Et l’Irlandaise aussi, dans le fond du canot,
Nous sourit doucement mais sans dire un seul mot.
« Çà, repartit la vieille, écoutez ! j’ai cinq filles,
Aussi blondes que vous, toutes les cinq gentilles ;
Venez les voir. — Non, non ! Je n’en ai plus besoin.
Pour trouver mes amours je n’irai pas si loin. »

Or, sachez-le, Tina, la jeune Cornouaillaise,
Forte comme à vingt ans, est mince comme à treize,
Et jamais je n’ai vu, d’Edern à Saint-Urien,
Dans l’habit de Kemper corps pris comme le sien.

« Ainsi, continuai-je, en abordant à terre,
Tina, je vous conduis tout droit chez votre mère,
De là chez le curé.

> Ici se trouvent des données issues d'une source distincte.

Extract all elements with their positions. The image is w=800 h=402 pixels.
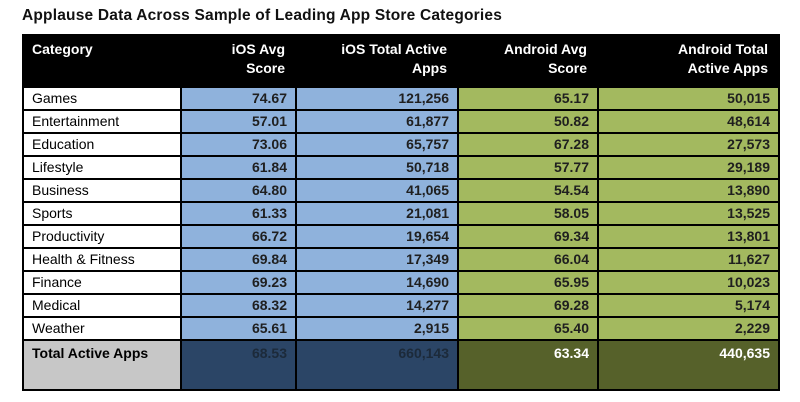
header-line: Score <box>548 60 587 76</box>
ios-avg-cell: 69.23 <box>180 270 297 295</box>
table-row: Games 74.67 121,256 65.17 50,015 <box>22 86 780 111</box>
table-row: Lifestyle 61.84 50,718 57.77 29,189 <box>22 155 780 180</box>
header-cell-android-avg-score: Android Avg Score <box>457 34 599 88</box>
android-avg-cell: 50.82 <box>457 109 599 134</box>
ios-total-cell: 50,718 <box>295 155 459 180</box>
android-total-cell: 13,525 <box>597 201 780 226</box>
android-avg-cell: 67.28 <box>457 132 599 157</box>
table-row: Entertainment 57.01 61,877 50.82 48,614 <box>22 109 780 134</box>
header-line: Android Avg <box>504 41 587 57</box>
category-cell: Business <box>22 178 182 203</box>
category-cell: Games <box>22 86 182 111</box>
ios-avg-cell: 65.61 <box>180 316 297 341</box>
total-ios-total-cell: 660,143 <box>295 339 459 391</box>
android-avg-cell: 57.77 <box>457 155 599 180</box>
android-total-cell: 10,023 <box>597 270 780 295</box>
ios-total-cell: 19,654 <box>295 224 459 249</box>
table-row: Health & Fitness 69.84 17,349 66.04 11,627 <box>22 247 780 272</box>
ios-total-cell: 14,690 <box>295 270 459 295</box>
total-label-cell: Total Active Apps <box>22 339 182 391</box>
table-row: Productivity 66.72 19,654 69.34 13,801 <box>22 224 780 249</box>
ios-total-cell: 14,277 <box>295 293 459 318</box>
ios-total-cell: 121,256 <box>295 86 459 111</box>
table-row: Weather 65.61 2,915 65.40 2,229 <box>22 316 780 341</box>
ios-total-cell: 21,081 <box>295 201 459 226</box>
header-cell-android-total-active-apps: Android Total Active Apps <box>597 34 780 88</box>
category-cell: Sports <box>22 201 182 226</box>
header-line: Category <box>32 41 93 57</box>
applause-table: Category iOS Avg Score iOS Total Active … <box>22 34 780 391</box>
android-avg-cell: 65.17 <box>457 86 599 111</box>
table-row: Business 64.80 41,065 54.54 13,890 <box>22 178 780 203</box>
table-row: Finance 69.23 14,690 65.95 10,023 <box>22 270 780 295</box>
android-avg-cell: 58.05 <box>457 201 599 226</box>
ios-avg-cell: 61.33 <box>180 201 297 226</box>
total-row: Total Active Apps 68.53 660,143 63.34 44… <box>22 339 780 391</box>
category-cell: Weather <box>22 316 182 341</box>
header-cell-ios-avg-score: iOS Avg Score <box>180 34 297 88</box>
android-avg-cell: 65.95 <box>457 270 599 295</box>
ios-total-cell: 41,065 <box>295 178 459 203</box>
ios-avg-cell: 74.67 <box>180 86 297 111</box>
table-header-row: Category iOS Avg Score iOS Total Active … <box>22 34 780 88</box>
header-line: Active Apps <box>687 60 768 76</box>
ios-total-cell: 17,349 <box>295 247 459 272</box>
ios-avg-cell: 69.84 <box>180 247 297 272</box>
category-cell: Lifestyle <box>22 155 182 180</box>
table-row: Education 73.06 65,757 67.28 27,573 <box>22 132 780 157</box>
ios-avg-cell: 64.80 <box>180 178 297 203</box>
category-cell: Productivity <box>22 224 182 249</box>
category-cell: Health & Fitness <box>22 247 182 272</box>
category-cell: Entertainment <box>22 109 182 134</box>
android-avg-cell: 65.40 <box>457 316 599 341</box>
total-android-total-cell: 440,635 <box>597 339 780 391</box>
ios-avg-cell: 68.32 <box>180 293 297 318</box>
header-line: Android Total <box>678 41 768 57</box>
category-cell: Finance <box>22 270 182 295</box>
android-total-cell: 2,229 <box>597 316 780 341</box>
header-line: iOS Avg <box>231 41 285 57</box>
ios-total-cell: 2,915 <box>295 316 459 341</box>
ios-avg-cell: 57.01 <box>180 109 297 134</box>
android-avg-cell: 66.04 <box>457 247 599 272</box>
header-line: Score <box>246 60 285 76</box>
header-line: iOS Total Active <box>341 41 447 57</box>
ios-avg-cell: 73.06 <box>180 132 297 157</box>
android-avg-cell: 69.28 <box>457 293 599 318</box>
header-line: Apps <box>412 60 447 76</box>
ios-avg-cell: 61.84 <box>180 155 297 180</box>
category-cell: Education <box>22 132 182 157</box>
android-total-cell: 50,015 <box>597 86 780 111</box>
android-total-cell: 48,614 <box>597 109 780 134</box>
header-cell-ios-total-active-apps: iOS Total Active Apps <box>295 34 459 88</box>
header-cell-category: Category <box>22 34 182 88</box>
android-total-cell: 5,174 <box>597 293 780 318</box>
android-total-cell: 13,801 <box>597 224 780 249</box>
table-row: Medical 68.32 14,277 69.28 5,174 <box>22 293 780 318</box>
android-total-cell: 11,627 <box>597 247 780 272</box>
page-title: Applause Data Across Sample of Leading A… <box>22 7 503 24</box>
ios-avg-cell: 66.72 <box>180 224 297 249</box>
android-total-cell: 13,890 <box>597 178 780 203</box>
ios-total-cell: 65,757 <box>295 132 459 157</box>
category-cell: Medical <box>22 293 182 318</box>
total-ios-avg-cell: 68.53 <box>180 339 297 391</box>
android-total-cell: 27,573 <box>597 132 780 157</box>
android-avg-cell: 69.34 <box>457 224 599 249</box>
android-total-cell: 29,189 <box>597 155 780 180</box>
total-android-avg-cell: 63.34 <box>457 339 599 391</box>
android-avg-cell: 54.54 <box>457 178 599 203</box>
table-row: Sports 61.33 21,081 58.05 13,525 <box>22 201 780 226</box>
ios-total-cell: 61,877 <box>295 109 459 134</box>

Jeune fille, irons-nous ? »
Et Tina répondit : « Je ferai comme vous. »

Mais Barba : « Pourquoi rire avec cette promesse ?

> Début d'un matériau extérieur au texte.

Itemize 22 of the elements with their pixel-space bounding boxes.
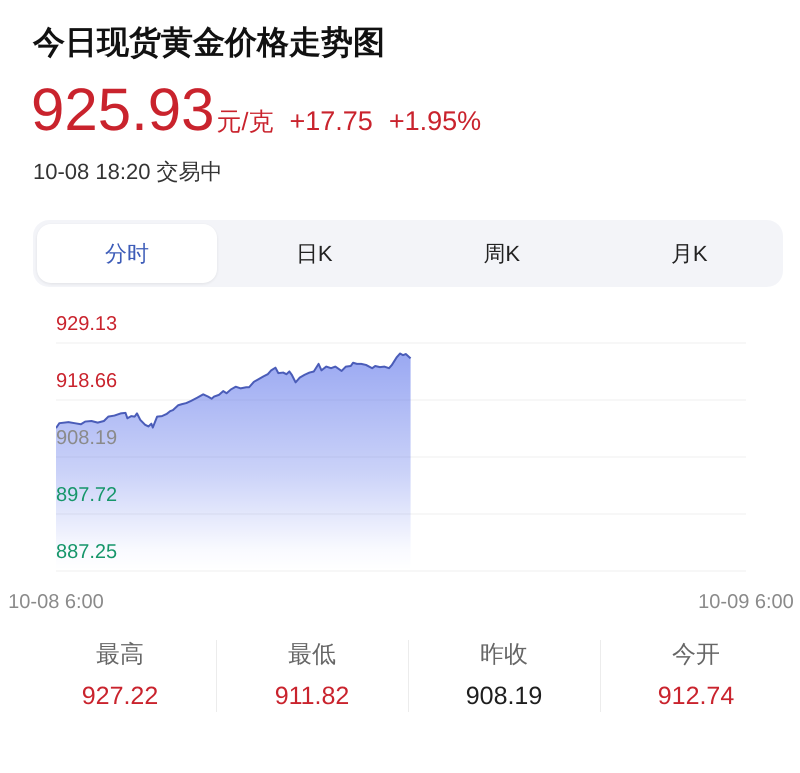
tab-bar: 分时 日K 周K 月K bbox=[33, 220, 783, 287]
text: +1.95% bbox=[388, 106, 482, 136]
x-tick-label: 10-08 6:00 bbox=[8, 591, 104, 613]
text: 今开 bbox=[671, 641, 721, 668]
y-tick-label: 918.66 bbox=[56, 370, 118, 392]
text: 908.19 bbox=[464, 682, 544, 710]
text: 最低 bbox=[287, 641, 337, 668]
text: 最高 bbox=[95, 641, 145, 668]
y-tick-label: 897.72 bbox=[56, 484, 118, 506]
text: 911.82 bbox=[274, 682, 350, 710]
text: 927.22 bbox=[80, 682, 160, 710]
y-tick-label: 929.13 bbox=[56, 313, 118, 335]
text: 昨收 bbox=[479, 641, 529, 668]
x-tick-label: 10-09 6:00 bbox=[698, 591, 794, 613]
text: 925.93 bbox=[31, 76, 215, 143]
y-tick-label: 908.19 bbox=[56, 427, 118, 449]
text: 10-08 18:20 交易中 bbox=[33, 159, 223, 184]
chart-title: 今日现货黄金价格走势图 bbox=[33, 24, 385, 60]
text: +17.75 bbox=[289, 106, 373, 136]
text: 912.74 bbox=[656, 682, 736, 710]
y-tick-label: 887.25 bbox=[56, 541, 118, 563]
text: 元/克 bbox=[216, 108, 274, 136]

Si demain à Tûdi vous entendez la messe,
Vous verrez dans le chœur un officier du roi
Dont la femme a porté des coiffes comme moi.
— Mes lèvres et mon cœur ont le même langage,
Brave femme, et je puis vous nommer un village
Où l’on sait si mon cœur à l’orgueil est enclin,
Et si j’ai du mépris pour les coiffes de lin.
— Eh bien ! venez chez moi, vous verrez mes cinq filles,
Aussi blondes que vous, toutes les cinq gentilles.
— Jésus dieu ! soupira Tina tout en ramant,
La méchante qui veut m’enlever mon amant !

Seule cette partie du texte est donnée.